Part exhaust fumes, part stale alcohol, part melted plastic, part rising damp, part southern barbeque. But perhaps the latter is more directly specific to my street where the strange little Irish pub on the corner, seemingly only for ‘local people’ with a minimum blood alcohol level of 0.5 and a maximum of four of their own teeth, seems to be forever joining forces with the evangelical church community centre that sits next to is and lets them use their pavement space for their barbeque. Whats even more peculiar is I can’t think I’ve ever seen anyone eating there. Just a sad looking man in an apron and chefs hat.
If I wasn’t a vegetarian I might be half tempted to sit down on one of his broken plastic chairs and share a burger.

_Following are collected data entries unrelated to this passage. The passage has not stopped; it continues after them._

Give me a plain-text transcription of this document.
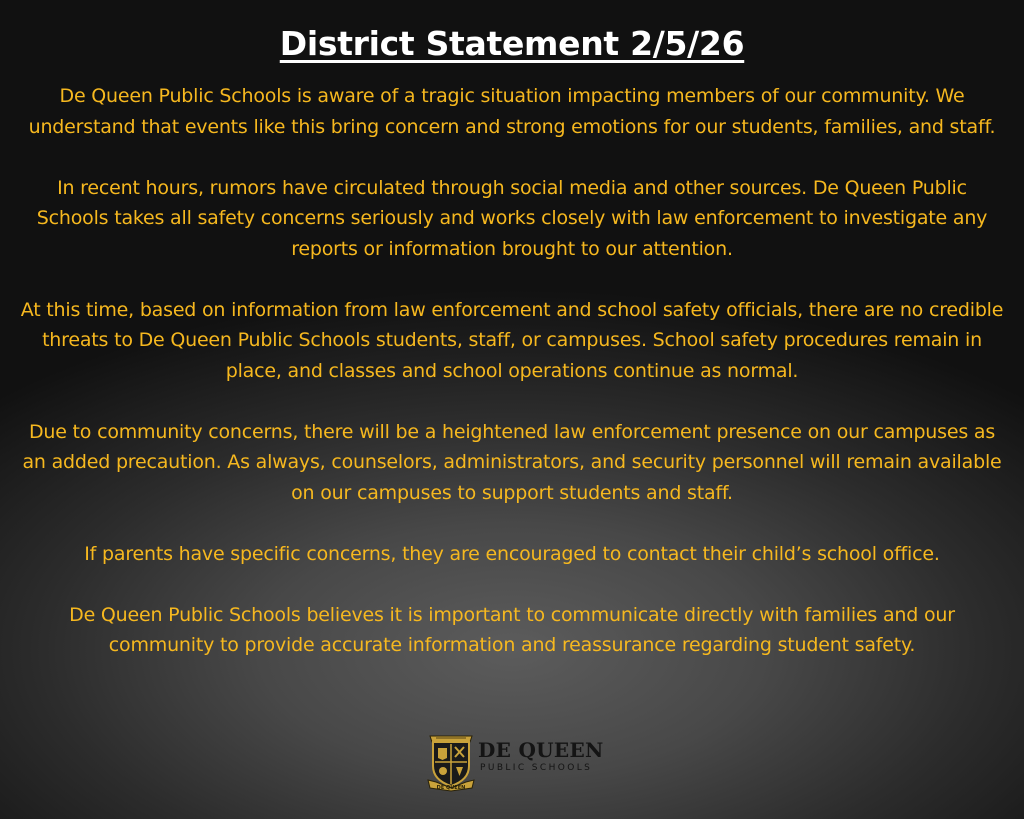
District Statement 2/5/26

De Queen Public Schools is aware of a tragic situation impacting members of our community. We understand that events like this bring concern and strong emotions for our students, families, and staff.

In recent hours, rumors have circulated through social media and other sources. De Queen Public Schools takes all safety concerns seriously and works closely with law enforcement to investigate any reports or information brought to our attention.

At this time, based on information from law enforcement and school safety officials, there are no credible threats to De Queen Public Schools students, staff, or campuses. School safety procedures remain in place, and classes and school operations continue as normal.

Due to community concerns, there will be a heightened law enforcement presence on our campuses as an added precaution. As always, counselors, administrators, and security personnel will remain available on our campuses to support students and staff.

If parents have specific concerns, they are encouraged to contact their child’s school office.

De Queen Public Schools believes it is important to communicate directly with families and our community to provide accurate information and reassurance regarding student safety.

DE QUEEN
DE QUEEN
PUBLIC SCHOOLS
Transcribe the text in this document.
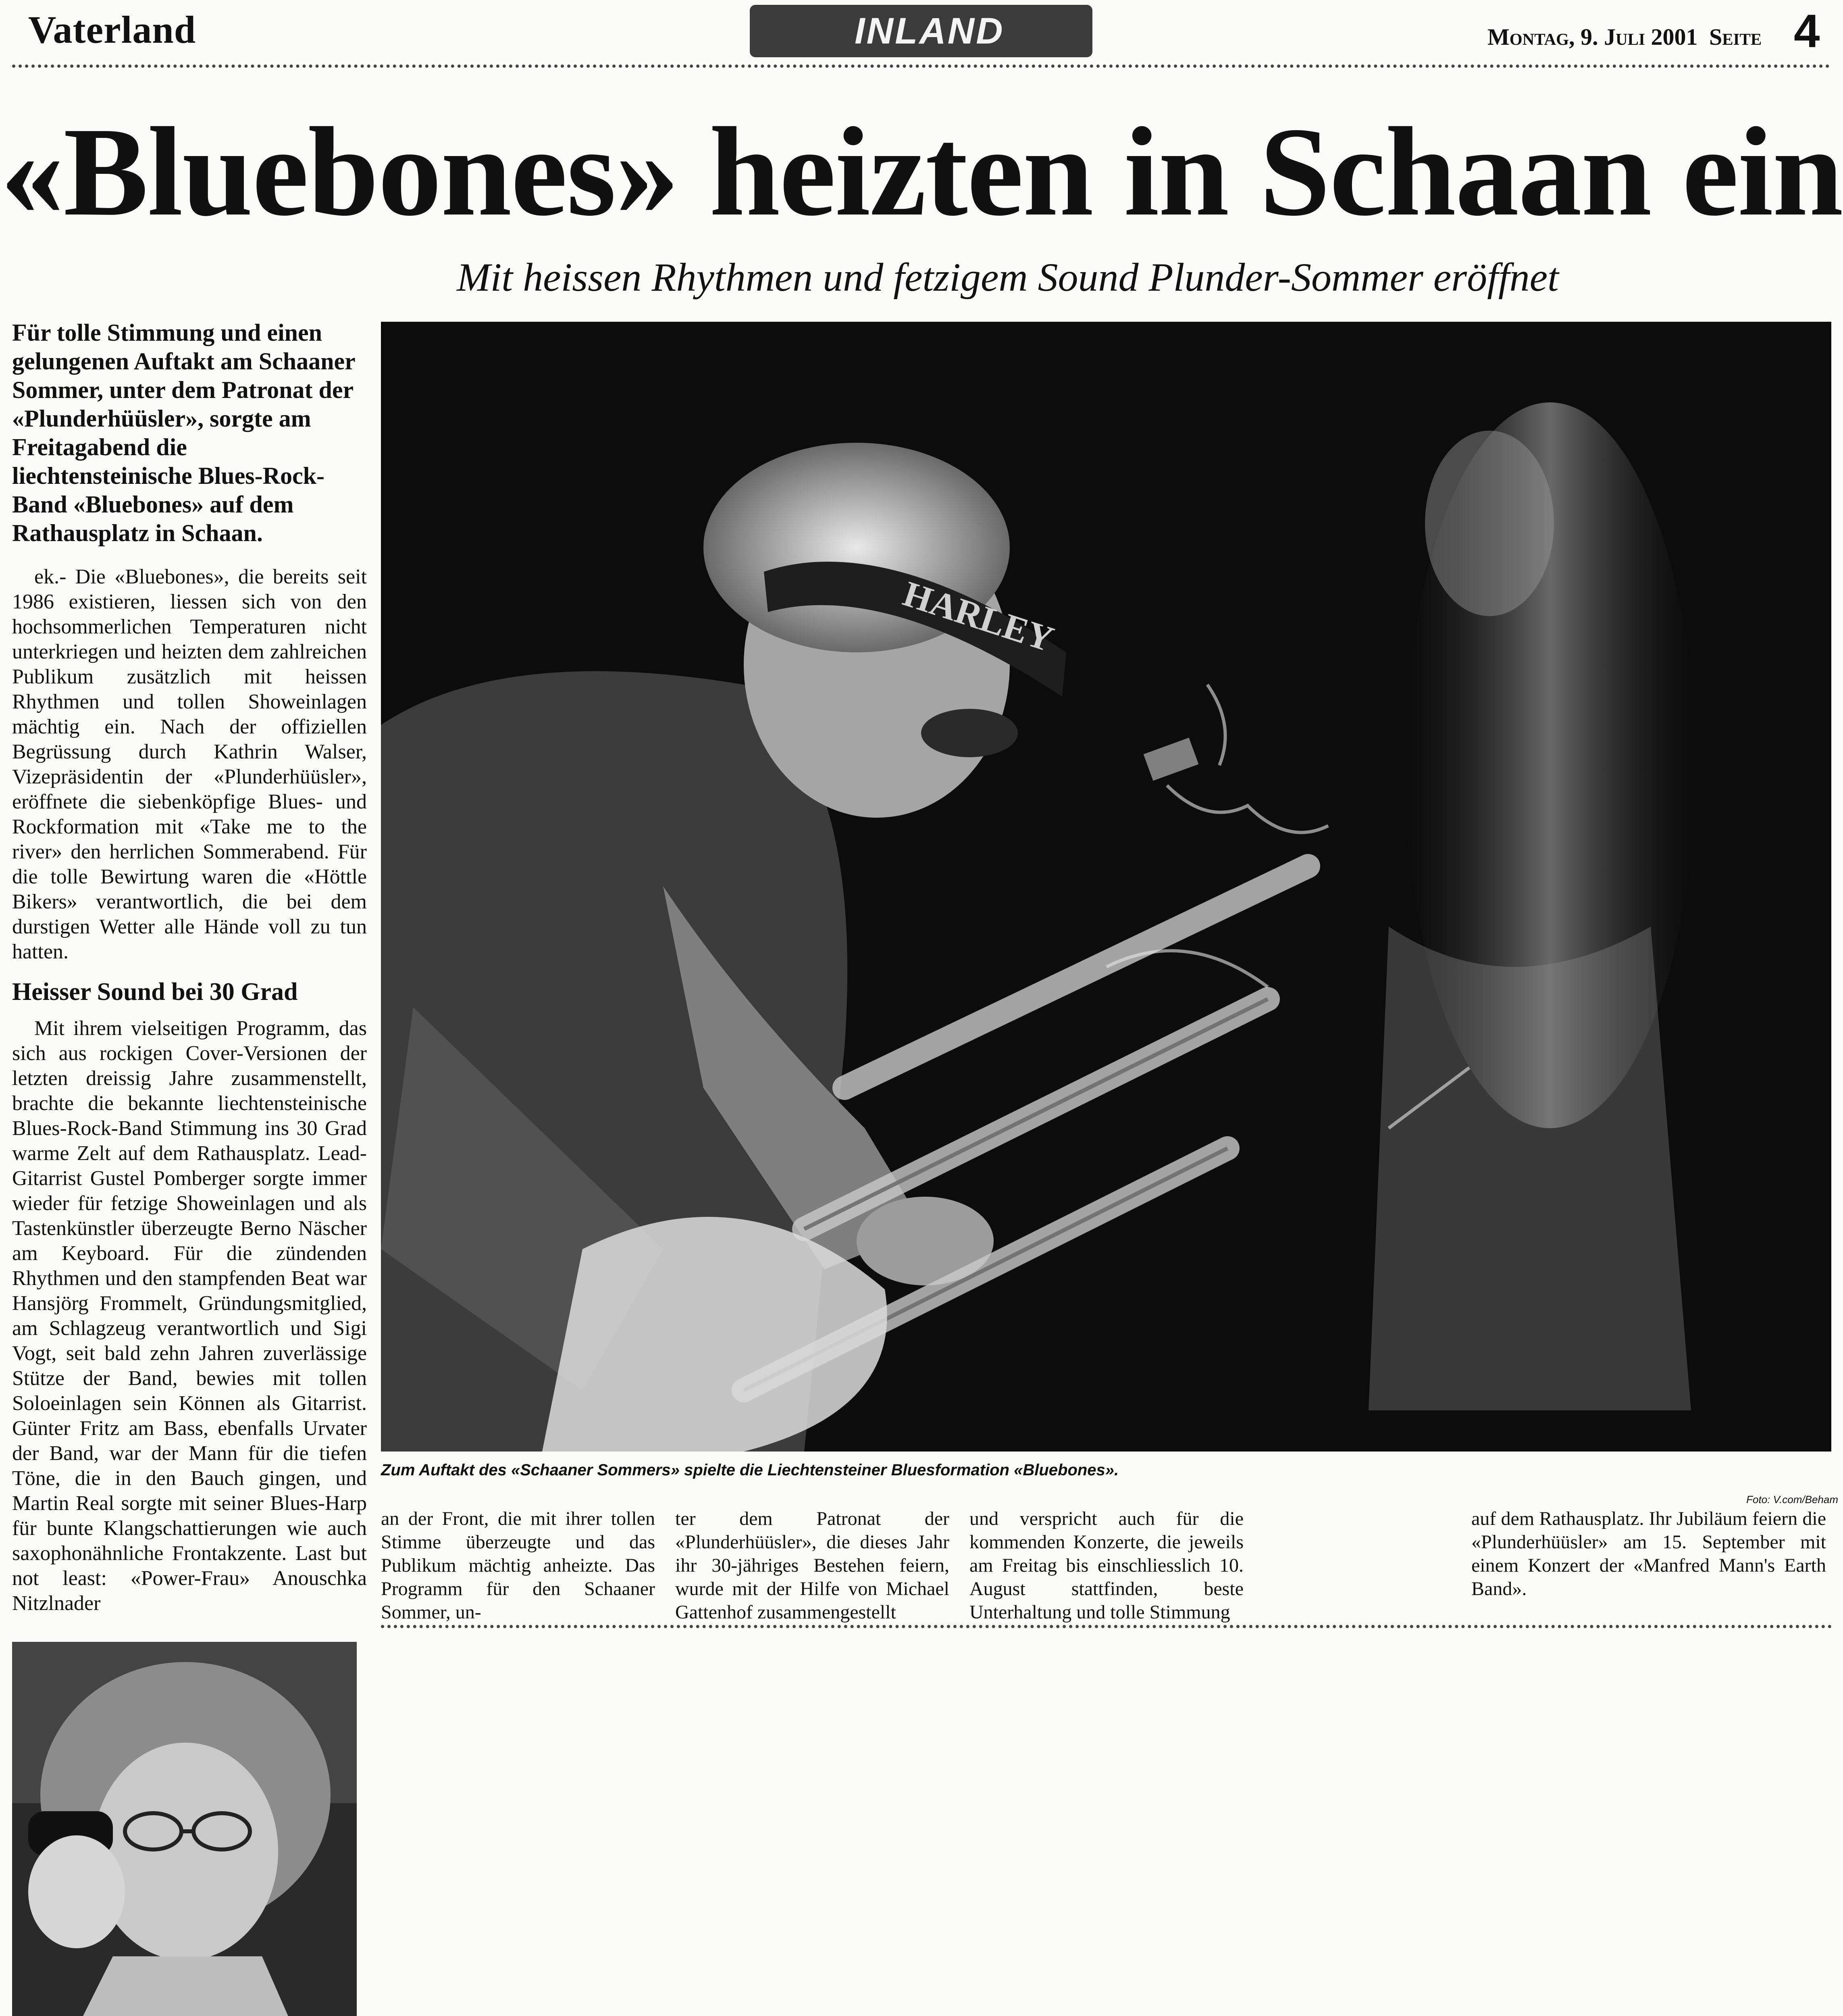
Vaterland	INLAND	Montag, 9. Juli 2001 Seite 4
«Bluebones» heizten in Schaan ein
Mit heissen Rhythmen und fetzigem Sound Plunder-Sommer eröffnet
Für tolle Stimmung und einen gelungenen Auftakt am Schaaner Sommer, unter dem Patronat der «Plunderhüüsler», sorgte am Freitagabend die liechtensteinische Blues-Rock-Band «Bluebones» auf dem Rathausplatz in Schaan.
ek.- Die «Bluebones», die bereits seit 1986 existieren, liessen sich von den hochsommerlichen Temperaturen nicht unterkriegen und heizten dem zahlreichen Publikum zusätzlich mit heissen Rhythmen und tollen Showeinlagen mächtig ein. Nach der offiziellen Begrüssung durch Kathrin Walser, Vizepräsidentin der «Plunderhüüsler», eröffnete die siebenköpfige Blues- und Rockformation mit «Take me to the river» den herrlichen Sommerabend. Für die tolle Bewirtung waren die «Höttle Bikers» verantwortlich, die bei dem durstigen Wetter alle Hände voll zu tun hatten.
Heisser Sound bei 30 Grad
Mit ihrem vielseitigen Programm, das sich aus rockigen Cover-Versionen der letzten dreissig Jahre zusammenstellt, brachte die bekannte liechtensteinische Blues-Rock-Band Stimmung ins 30 Grad warme Zelt auf dem Rathausplatz. Lead-Gitarrist Gustel Pomberger sorgte immer wieder für fetzige Showeinlagen und als Tastenkünstler überzeugte Berno Näscher am Keyboard. Für die zündenden Rhythmen und den stampfenden Beat war Hansjörg Frommelt, Gründungsmitglied, am Schlagzeug verantwortlich und Sigi Vogt, seit bald zehn Jahren zuverlässige Stütze der Band, bewies mit tollen Soloeinlagen sein Können als Gitarrist. Günter Fritz am Bass, ebenfalls Urvater der Band, war der Mann für die tiefen Töne, die in den Bauch gingen, und Martin Real sorgte mit seiner Blues-Harp für bunte Klangschattierungen wie auch saxophonähnliche Frontakzente. Last but not least: «Power-Frau» Anouschka Nitzlnader
HARLEY
Zum Auftakt des «Schaaner Sommers» spielte die Liechtensteiner Bluesformation «Bluebones».
Foto: V.com/Beham
an der Front, die mit ihrer tollen Stimme überzeugte und das Publikum mächtig anheizte. Das Programm für den Schaaner Sommer, un-
ter dem Patronat der «Plunderhüüsler», die dieses Jahr ihr 30-jähriges Bestehen feiern, wurde mit der Hilfe von Michael Gattenhof zusammengestellt
und verspricht auch für die kommenden Konzerte, die jeweils am Freitag bis einschliesslich 10. August stattfinden, beste Unterhaltung und tolle Stimmung
auf dem Rathausplatz. Ihr Jubiläum feiern die «Plunderhüüsler» am 15. September mit einem Konzert der «Manfred Mann's Earth Band».
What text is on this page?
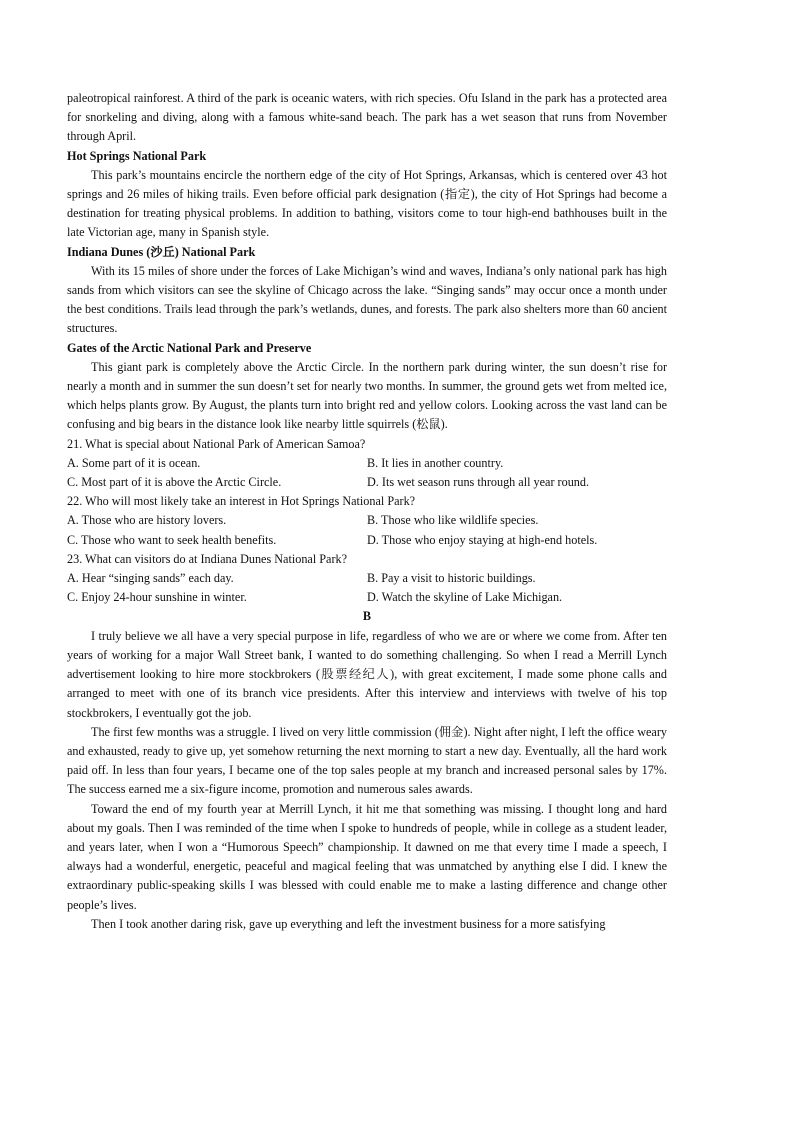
paleotropical rainforest. A third of the park is oceanic waters, with rich species. Ofu Island in the park has a protected area for snorkeling and diving, along with a famous white-sand beach. The park has a wet season that runs from November through April.

Hot Springs National Park

This park’s mountains encircle the northern edge of the city of Hot Springs, Arkansas, which is centered over 43 hot springs and 26 miles of hiking trails. Even before official park designation (指定), the city of Hot Springs had become a destination for treating physical problems. In addition to bathing, visitors come to tour high-end bathhouses built in the late Victorian age, many in Spanish style.

Indiana Dunes (沙丘) National Park

With its 15 miles of shore under the forces of Lake Michigan’s wind and waves, Indiana’s only national park has high sands from which visitors can see the skyline of Chicago across the lake. “Singing sands” may occur once a month under the best conditions. Trails lead through the park’s wetlands, dunes, and forests. The park also shelters more than 60 ancient structures.

Gates of the Arctic National Park and Preserve

This giant park is completely above the Arctic Circle. In the northern park during winter, the sun doesn’t rise for nearly a month and in summer the sun doesn’t set for nearly two months. In summer, the ground gets wet from melted ice, which helps plants grow. By August, the plants turn into bright red and yellow colors. Looking across the vast land can be confusing and big bears in the distance look like nearby little squirrels (松鼠).

21. What is special about National Park of American Samoa?

A. Some part of it is ocean.	B. It lies in another country.
C. Most part of it is above the Arctic Circle.	D. Its wet season runs through all year round.

22. Who will most likely take an interest in Hot Springs National Park?

A. Those who are history lovers.	B. Those who like wildlife species.
C. Those who want to seek health benefits.	D. Those who enjoy staying at high-end hotels.

23. What can visitors do at Indiana Dunes National Park?

A. Hear “singing sands” each day.	B. Pay a visit to historic buildings.
C. Enjoy 24-hour sunshine in winter.	D. Watch the skyline of Lake Michigan.

B

I truly believe we all have a very special purpose in life, regardless of who we are or where we come from. After ten years of working for a major Wall Street bank, I wanted to do something challenging. So when I read a Merrill Lynch advertisement looking to hire more stockbrokers (股票经纪人), with great excitement, I made some phone calls and arranged to meet with one of its branch vice presidents. After this interview and interviews with twelve of his top stockbrokers, I eventually got the job.

The first few months was a struggle. I lived on very little commission (佣金). Night after night, I left the office weary and exhausted, ready to give up, yet somehow returning the next morning to start a new day. Eventually, all the hard work paid off. In less than four years, I became one of the top sales people at my branch and increased personal sales by 17%. The success earned me a six-figure income, promotion and numerous sales awards.

Toward the end of my fourth year at Merrill Lynch, it hit me that something was missing. I thought long and hard about my goals. Then I was reminded of the time when I spoke to hundreds of people, while in college as a student leader, and years later, when I won a “Humorous Speech” championship. It dawned on me that every time I made a speech, I always had a wonderful, energetic, peaceful and magical feeling that was unmatched by anything else I did. I knew the extraordinary public-speaking skills I was blessed with could enable me to make a lasting difference and change other people’s lives.

Then I took another daring risk, gave up everything and left the investment business for a more satisfying
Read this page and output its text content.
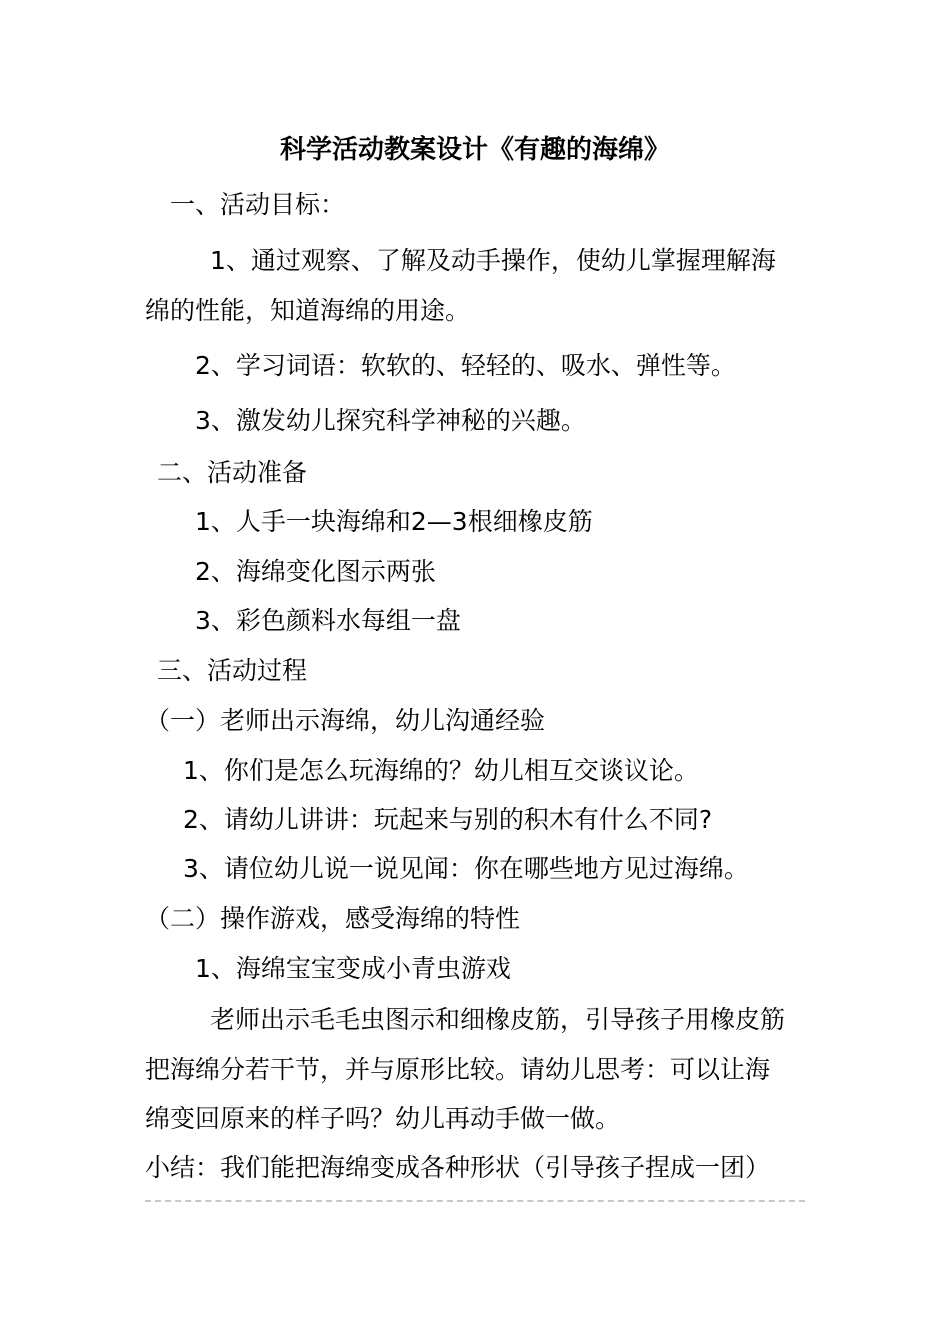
科学活动教案设计《有趣的海绵》
一、活动目标：
1、通过观察、了解及动手操作，使幼儿掌握理解海
绵的性能，知道海绵的用途。
2、学习词语：软软的、轻轻的、吸水、弹性等。
3、激发幼儿探究科学神秘的兴趣。
二、活动准备
1、人手一块海绵和2—3根细橡皮筋
2、海绵变化图示两张
3、彩色颜料水每组一盘
三、活动过程
（一）老师出示海绵，幼儿沟通经验
1、你们是怎么玩海绵的？幼儿相互交谈议论。
2、请幼儿讲讲：玩起来与别的积木有什么不同?
3、请位幼儿说一说见闻：你在哪些地方见过海绵。
（二）操作游戏，感受海绵的特性
1、海绵宝宝变成小青虫游戏
老师出示毛毛虫图示和细橡皮筋，引导孩子用橡皮筋
把海绵分若干节，并与原形比较。请幼儿思考：可以让海
绵变回原来的样子吗？幼儿再动手做一做。
小结：我们能把海绵变成各种形状（引导孩子捏成一团）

This Holloway smell used to my nostrils convulse but now I breathe it in. Now that fresh country air has been well and truly squeezed out of my wee lungs by whatever it is that makes the sky glow orange at night, I find it almost comforting.
Whenever I leave the city, I miss that film of grime that comes off with my make-up at the end of the day, that lingering smell of people that sticks to your hair and leaves itself on your pillow, the dirt that tattoos itself to the skin under your nails.
It’s as if there is too much air to breathe.